This section is from the book "Chambers's Concise Gazetteer Of The World", by David Patrick. Also available from Amazon: Chambers's Concise Gazetteer Of The World.
Lena, a river of eastern Siberia, 3000 miles long, rises amid the mountains on the north-west shore of Lake Baikal, in the government of Irkutsk, flows first NE. to Yakutsk, where it is 6 1/2 miles wide, then N. to the Arctic Ocean, into which it falls by several mouths, forming a delta 250 miles wide. It receives the Vilui (1300 miles) on the left, and the Vitim (1400), Olekma (800), and Aldan (1300) on the right. Navigation is open from Yakutsk upwards from May till October. During spring the waters overflow their banks. See Melville's In the Lena Delta (1885).

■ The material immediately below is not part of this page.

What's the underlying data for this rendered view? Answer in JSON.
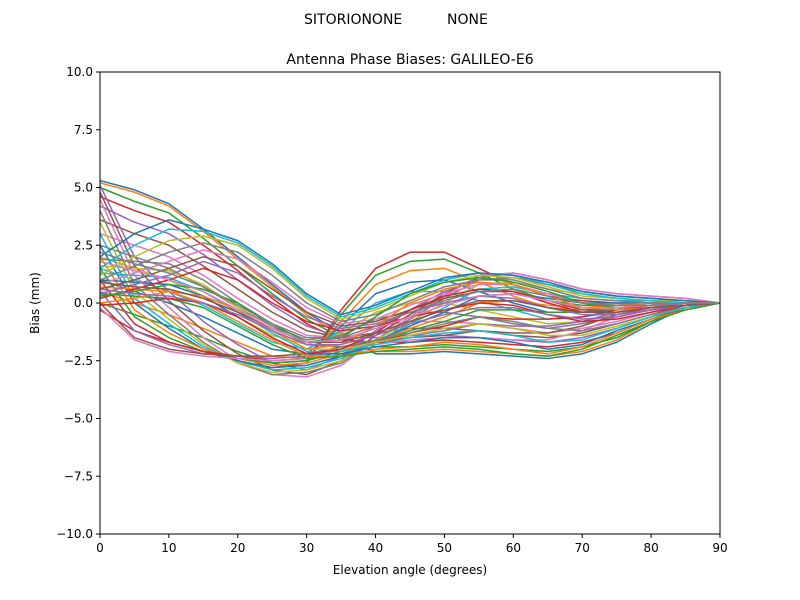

Lencoran, a Russian seaport on the Caspian Sea, 130 miles S. of Baku. Near it are sulphur-springs. Pop. 5540. Persia ceded it in 1813.
Lencziza, an ancient Polish town. 80 miles WSW. of Warsaw. Pop. 15,546.
Lennep, a town of Rhenish Prussia, 18 miles E. of Dusseldorf. Pop. 9844.
Lennox (Levenachs, ' fields of the Leven'), an ancient Scottish territory, comprising the basin of the Leven and Loch Lomond - the whole of Dumbartonshire, great part of Stirlingshire, and a portion of Perthshire. The Lennox Hills, between Dumbarton and Stirling, attain 1894 feet. The Lennox gave name to an earldom (1174-1581), and then to a dukedom, conferred by Charles II. in 1680 on one of his illegitimate sons, Charles, Duke of Richmond and Lennox, who in 1702 sold the Lennox estates to the Marquis of Montrose. See The Lennox, by Sir W. Fraser (3 vols. 1874).
Lennoxtown, a village of Stirlingshire, 11 miles N. by E. of Glasgow by rail, with bleach-works, print-works, and alum-works. Pop. 2638.
Lens (Long), a town in the French dep. of Pas-de-Calais, 17 miles by rail SW. of Lille. Here are coal-mines, sugar-factories, etc. Pop. 24,862.
Lentini (anc. Leontini), a town of Sicily, on a lake, 17 miles SW. of Catania. Pop. 17,740.
Leobschutz, a town in Prussian Silesia, 24 miles by rail NW. of Ratibor. Pop. 15,239.
Leominster (Lemster), a market-town of Herefordshire, on the Lug, 13 miles N. of Hereford. A monastery was founded here in 658; and the fine church of a later priory presents every style from Norman to Perpendicular. The quaint old timber Butter Cross (1633) was in 1855 transferred to a new site to make room for an Italian town-hall; there is also a corn exchange (1859). Leather gloves are the staple manufacture, and there is a great trade in hops and cider. Incorporated as a municipal borough by Queen Mary, Leominster till 1868 returned two members, and till 1885 one. Pop. (1851) 5214; (1901) 5826. See local histories by Price (1795) and Townsend (1863).
Leonfor'te, a walled Sicilian town, 49 miles by rail W. by N. of Catania. Pop. 19,645.
Lepanto (anc. Naupactus; mod. Greek Epakto), a small town of Greece, seat of a bishop, is situated on the north side of the entrance to the Gulf of Corinth. Near it was fought the great naval battle in which the Papal, Venetian, and Spanish galleys under Don John of Austria defeated the Turks, 7th October 1571.